Matematika memiliki beberapa bidang yaitu : besaran, ruang, perubahan, struktur, dasar dan filsafat, matematika diskrit dan matematika terapan. https://id.wikipedia.org/wiki/Matematika

2.3. Matematika Diskrit

Matematika Diskrit merupakan salah satu cabang matematika yang mengkaji objek objek diskrit. Matematika diskrit merupakan mata kuliah yang fundamental dalam bidang ilmu komputer. Matematika diskrit yang disajikan dalam jurnal ini adalah yang digunakan pada tingkat diploma manajemen informatika. Materi kuliah matematika diskrit yang disampaikan hanya logika, himpunan, matriks, relasi, fungsi, permutasi / kombinasi, dan teori graf. Masih banyak materi yang termasuk kedalam matematika diskrit seperti aljabar boolean, Algoritma dan bilangan bulat, induksi matematika, Barisan dan deret, teori grup dan ring, dan lain sebagainya dimana materi ini dapat juga kita jumpai pada  materi matakuliah yang lain. Peta konsep matematika diskrit dapat dilihat pada gambar dibawah ini.

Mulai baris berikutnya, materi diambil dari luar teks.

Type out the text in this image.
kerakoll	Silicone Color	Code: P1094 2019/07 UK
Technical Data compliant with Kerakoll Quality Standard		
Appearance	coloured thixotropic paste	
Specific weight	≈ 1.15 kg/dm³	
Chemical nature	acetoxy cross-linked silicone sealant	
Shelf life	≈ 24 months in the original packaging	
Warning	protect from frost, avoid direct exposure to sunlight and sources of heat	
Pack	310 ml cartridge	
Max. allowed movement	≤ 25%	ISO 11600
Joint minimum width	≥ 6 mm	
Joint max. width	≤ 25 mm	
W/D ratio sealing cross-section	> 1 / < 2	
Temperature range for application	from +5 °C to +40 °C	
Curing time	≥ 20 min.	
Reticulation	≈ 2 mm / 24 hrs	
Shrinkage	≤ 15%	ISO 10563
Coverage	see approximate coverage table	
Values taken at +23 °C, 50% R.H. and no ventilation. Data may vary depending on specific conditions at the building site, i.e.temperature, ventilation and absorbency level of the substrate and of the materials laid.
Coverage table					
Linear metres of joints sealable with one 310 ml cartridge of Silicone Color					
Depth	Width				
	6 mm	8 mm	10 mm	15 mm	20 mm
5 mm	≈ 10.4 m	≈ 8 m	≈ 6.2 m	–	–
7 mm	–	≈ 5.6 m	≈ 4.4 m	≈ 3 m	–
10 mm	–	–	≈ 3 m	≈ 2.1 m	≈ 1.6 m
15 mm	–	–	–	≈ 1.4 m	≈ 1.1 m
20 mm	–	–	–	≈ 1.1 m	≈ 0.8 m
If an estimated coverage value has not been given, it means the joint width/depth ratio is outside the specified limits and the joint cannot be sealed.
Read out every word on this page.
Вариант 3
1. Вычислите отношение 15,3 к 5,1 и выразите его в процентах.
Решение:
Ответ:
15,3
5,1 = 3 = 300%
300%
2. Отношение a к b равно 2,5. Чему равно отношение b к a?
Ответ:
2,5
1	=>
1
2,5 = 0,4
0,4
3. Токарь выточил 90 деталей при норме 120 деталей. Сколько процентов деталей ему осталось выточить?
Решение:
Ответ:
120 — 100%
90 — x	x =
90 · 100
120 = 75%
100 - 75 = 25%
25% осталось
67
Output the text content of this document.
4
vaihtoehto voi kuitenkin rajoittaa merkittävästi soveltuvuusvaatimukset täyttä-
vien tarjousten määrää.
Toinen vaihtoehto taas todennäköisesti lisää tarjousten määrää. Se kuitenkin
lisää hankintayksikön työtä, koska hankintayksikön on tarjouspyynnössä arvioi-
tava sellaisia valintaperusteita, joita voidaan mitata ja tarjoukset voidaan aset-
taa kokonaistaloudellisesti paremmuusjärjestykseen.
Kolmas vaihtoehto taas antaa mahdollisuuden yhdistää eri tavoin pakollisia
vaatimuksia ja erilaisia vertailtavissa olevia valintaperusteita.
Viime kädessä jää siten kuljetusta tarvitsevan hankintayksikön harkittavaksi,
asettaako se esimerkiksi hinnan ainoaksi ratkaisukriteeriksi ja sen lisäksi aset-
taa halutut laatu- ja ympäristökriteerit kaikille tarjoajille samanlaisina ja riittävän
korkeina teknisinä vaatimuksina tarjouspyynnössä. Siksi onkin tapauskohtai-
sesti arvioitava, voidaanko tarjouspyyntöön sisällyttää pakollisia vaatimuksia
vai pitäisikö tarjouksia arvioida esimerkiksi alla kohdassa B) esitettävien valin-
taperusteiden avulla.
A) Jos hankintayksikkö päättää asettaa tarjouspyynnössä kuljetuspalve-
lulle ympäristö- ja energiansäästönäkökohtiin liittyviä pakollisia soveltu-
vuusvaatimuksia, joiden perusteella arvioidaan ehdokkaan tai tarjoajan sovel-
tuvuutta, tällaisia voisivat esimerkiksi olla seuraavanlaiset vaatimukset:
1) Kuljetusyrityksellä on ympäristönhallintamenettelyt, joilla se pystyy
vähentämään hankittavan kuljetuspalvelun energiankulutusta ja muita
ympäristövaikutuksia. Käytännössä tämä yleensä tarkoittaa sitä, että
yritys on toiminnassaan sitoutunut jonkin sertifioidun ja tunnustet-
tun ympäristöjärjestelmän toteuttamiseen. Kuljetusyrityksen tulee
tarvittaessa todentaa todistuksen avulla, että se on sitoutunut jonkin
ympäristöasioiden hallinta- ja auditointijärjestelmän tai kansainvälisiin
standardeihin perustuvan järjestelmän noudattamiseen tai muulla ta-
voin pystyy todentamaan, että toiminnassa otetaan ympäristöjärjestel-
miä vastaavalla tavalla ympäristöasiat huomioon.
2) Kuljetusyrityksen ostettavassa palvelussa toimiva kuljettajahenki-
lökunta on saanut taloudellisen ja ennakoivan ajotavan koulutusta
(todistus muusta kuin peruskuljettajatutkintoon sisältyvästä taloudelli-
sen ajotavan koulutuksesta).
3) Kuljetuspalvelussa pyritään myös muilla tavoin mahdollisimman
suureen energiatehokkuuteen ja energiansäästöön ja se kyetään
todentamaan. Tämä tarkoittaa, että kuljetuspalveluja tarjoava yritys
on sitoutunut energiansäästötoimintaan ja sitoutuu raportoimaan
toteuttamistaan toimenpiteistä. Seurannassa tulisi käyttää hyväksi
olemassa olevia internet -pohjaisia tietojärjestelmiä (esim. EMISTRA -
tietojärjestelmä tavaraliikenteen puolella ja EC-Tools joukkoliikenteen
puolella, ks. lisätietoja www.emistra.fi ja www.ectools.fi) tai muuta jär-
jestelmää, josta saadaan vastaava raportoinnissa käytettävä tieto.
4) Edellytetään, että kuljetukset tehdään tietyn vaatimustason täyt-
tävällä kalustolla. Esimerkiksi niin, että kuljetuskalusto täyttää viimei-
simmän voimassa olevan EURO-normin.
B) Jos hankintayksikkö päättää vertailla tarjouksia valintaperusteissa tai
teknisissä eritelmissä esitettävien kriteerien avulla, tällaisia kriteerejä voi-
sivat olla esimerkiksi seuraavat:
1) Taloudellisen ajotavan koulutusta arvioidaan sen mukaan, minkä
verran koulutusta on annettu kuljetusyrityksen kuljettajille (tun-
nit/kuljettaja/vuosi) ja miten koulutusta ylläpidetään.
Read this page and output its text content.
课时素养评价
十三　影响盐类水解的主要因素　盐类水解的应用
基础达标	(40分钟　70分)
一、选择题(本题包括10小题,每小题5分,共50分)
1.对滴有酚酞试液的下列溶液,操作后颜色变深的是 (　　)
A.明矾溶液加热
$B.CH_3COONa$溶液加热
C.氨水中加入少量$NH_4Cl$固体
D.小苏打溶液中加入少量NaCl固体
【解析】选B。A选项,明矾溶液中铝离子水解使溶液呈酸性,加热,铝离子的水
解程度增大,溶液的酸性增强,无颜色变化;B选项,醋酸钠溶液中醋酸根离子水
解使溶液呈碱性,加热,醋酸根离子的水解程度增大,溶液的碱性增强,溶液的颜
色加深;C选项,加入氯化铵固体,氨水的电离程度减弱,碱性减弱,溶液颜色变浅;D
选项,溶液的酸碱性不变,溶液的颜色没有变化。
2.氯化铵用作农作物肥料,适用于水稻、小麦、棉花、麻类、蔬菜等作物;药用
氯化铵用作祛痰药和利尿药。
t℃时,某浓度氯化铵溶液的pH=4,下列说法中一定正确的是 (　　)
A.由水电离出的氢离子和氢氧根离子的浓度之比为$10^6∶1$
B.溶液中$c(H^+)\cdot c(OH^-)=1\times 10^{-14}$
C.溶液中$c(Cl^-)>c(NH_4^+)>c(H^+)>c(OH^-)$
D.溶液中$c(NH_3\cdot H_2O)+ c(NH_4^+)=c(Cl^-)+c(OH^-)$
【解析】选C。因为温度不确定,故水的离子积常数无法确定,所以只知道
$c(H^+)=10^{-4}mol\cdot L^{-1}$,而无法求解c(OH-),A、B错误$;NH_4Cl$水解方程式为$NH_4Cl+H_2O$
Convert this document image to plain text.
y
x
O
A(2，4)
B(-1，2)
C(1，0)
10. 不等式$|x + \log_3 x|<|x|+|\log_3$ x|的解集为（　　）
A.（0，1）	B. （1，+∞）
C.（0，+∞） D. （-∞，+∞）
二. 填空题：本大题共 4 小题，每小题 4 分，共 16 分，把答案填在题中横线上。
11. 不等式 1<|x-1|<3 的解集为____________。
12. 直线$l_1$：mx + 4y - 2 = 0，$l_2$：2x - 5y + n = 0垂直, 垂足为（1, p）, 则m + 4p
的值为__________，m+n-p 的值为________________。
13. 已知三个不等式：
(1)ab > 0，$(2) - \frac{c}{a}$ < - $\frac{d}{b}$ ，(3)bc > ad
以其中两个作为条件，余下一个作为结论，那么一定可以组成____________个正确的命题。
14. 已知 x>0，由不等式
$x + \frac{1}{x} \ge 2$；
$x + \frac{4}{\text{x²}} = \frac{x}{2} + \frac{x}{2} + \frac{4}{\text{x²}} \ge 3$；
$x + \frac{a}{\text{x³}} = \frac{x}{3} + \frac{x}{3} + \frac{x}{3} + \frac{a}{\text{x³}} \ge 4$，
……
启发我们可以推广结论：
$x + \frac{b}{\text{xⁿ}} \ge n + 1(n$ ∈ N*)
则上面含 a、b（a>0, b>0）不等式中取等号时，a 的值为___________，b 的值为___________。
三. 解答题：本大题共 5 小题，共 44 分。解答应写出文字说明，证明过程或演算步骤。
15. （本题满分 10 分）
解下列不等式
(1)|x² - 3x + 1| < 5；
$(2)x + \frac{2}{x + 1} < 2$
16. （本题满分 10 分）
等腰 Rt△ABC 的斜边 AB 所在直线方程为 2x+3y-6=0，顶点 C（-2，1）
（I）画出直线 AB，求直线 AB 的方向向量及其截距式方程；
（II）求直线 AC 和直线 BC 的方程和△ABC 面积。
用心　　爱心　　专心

Pokok bahasan yang disampaikan dengan pembelajaran non konvensional (e-learning) adalah : Logika, Himpunan, dan Matriks yang dibagi berdasarkan 6 pertemuan.

2.4. Logika

Ilmu Logika sangat dibutuhkan dalam ilmu komputer khusus dimanajemen informatika dalam penerapan misalnya dalam analisis kebenaran algoritma, pemrograman, argumen vailid atau invalid dan sebagainya. Logika akan dibahas mulai dari proposisi, tabel kebenaran, dan operasi logika.

2.4.1. Proposisi

Proposisi adalah kalimat deklaratif yang bernilai benar (true) atau salah (false) tetapi tidak dapat sekaligus keduanya. Nilai kebenarannya adalah kebenaran atau kesalahan dari sebuah kalimat tersebut. Proposisi secara simbolik biasanya dilambang-kan dengan huruf kecil seperti p,q,r,... Untuk mengkombinasikan proposisi dapat digunakan operator logika yang hasilnya adalah proposisi majemuk. Proposisi majemuk antara lain: konjungsi (conjunction), Disjungsi (Disjunction), Ingkaran (negation)

2.4.2. Tabel kebenaran

Untuk menentukan nilai kebenaran proposisi majemuk salah satu cara yang praktis adalah dengan menggunakan tabel kebenaran. Tabel kebenaran menampilkan hubungan antara nilai kebenaran dari proposisi atomik. Tabel 1.1 menunjukkan tabel kebenaran konjungsi, disjungsi,dan ingkaran dengan T = True (benar), dan F = False (salah).

p

q

pΛq

pνq

~ p

T

T

T

T

F

T

F

F

T

F

F

T

F

T

T

F

F

F

F

T

2.4.3. Operasi Logika

Operasi Logika dalam bidang komputer adalah peng-gunaan operasi boolean dimana tipe data yang digunakan hanya mempunyai dua bush konstanta yang bernilai benar (true) dan salah (false). Penggunaan tipe data boolean digunakan untuk tipe data yang digunakan dalam bahasa pemrograman seperti bahasa pascal, fotran dan sebagainya. Operasi logika yang bertipe data boolean sering digunakan untuk ekspresi logika dengan menggunakan operator AND, OR, NOT, XOR.

2.5. Himpunan

2.5.1 Teori Himpunan

Defenisi himpunan banyak berdasarkan dari beberapa literatur namun dalam bahan ini yang digunakan adalah menurut [Liu85] “kumpulan objek yang berbeda,” Himpunan digunakan untuk mengelompokkan objek bersama–sama misalnya : Mahasiswa Politeknik Santo Thomas Medan, Hewan yang dipelihara dan lain sebagainya. Dari defenisi himpunan, himpunan adalah kumpulan elemen yang berbeda. Namun pada  beberapa situasi, adakalanya elemen himpunan tidak seluruhnya berbeda, misalnya himpunan nama­nama mahasiswa di sebuah kelas. Nama-nama mahasiswa di dalam sebuah kelas mungkin ada yang sama, karena itu ada perulangan elemen yang sama di dalam himpunan tersebut. Himpunan yang elemennya boleh berulang (tidak harus berbeda) disebut himpunan ganda (multiset). Contohnya, {a,a,a,b,b,c}, {2,2,2}, {2,3,4},{} adalah himpunan ganda. Multiplisitas dari suatu elemen pada  himpunan ganda adalah jumlah kemunculan elemen tersebut di dalam himpunan ganda. Sebagai contoh: Jika M={0,1,01,1,0,001,0001,00001,0,0,1}, maka multiplisitas elemen 0 adalah 4.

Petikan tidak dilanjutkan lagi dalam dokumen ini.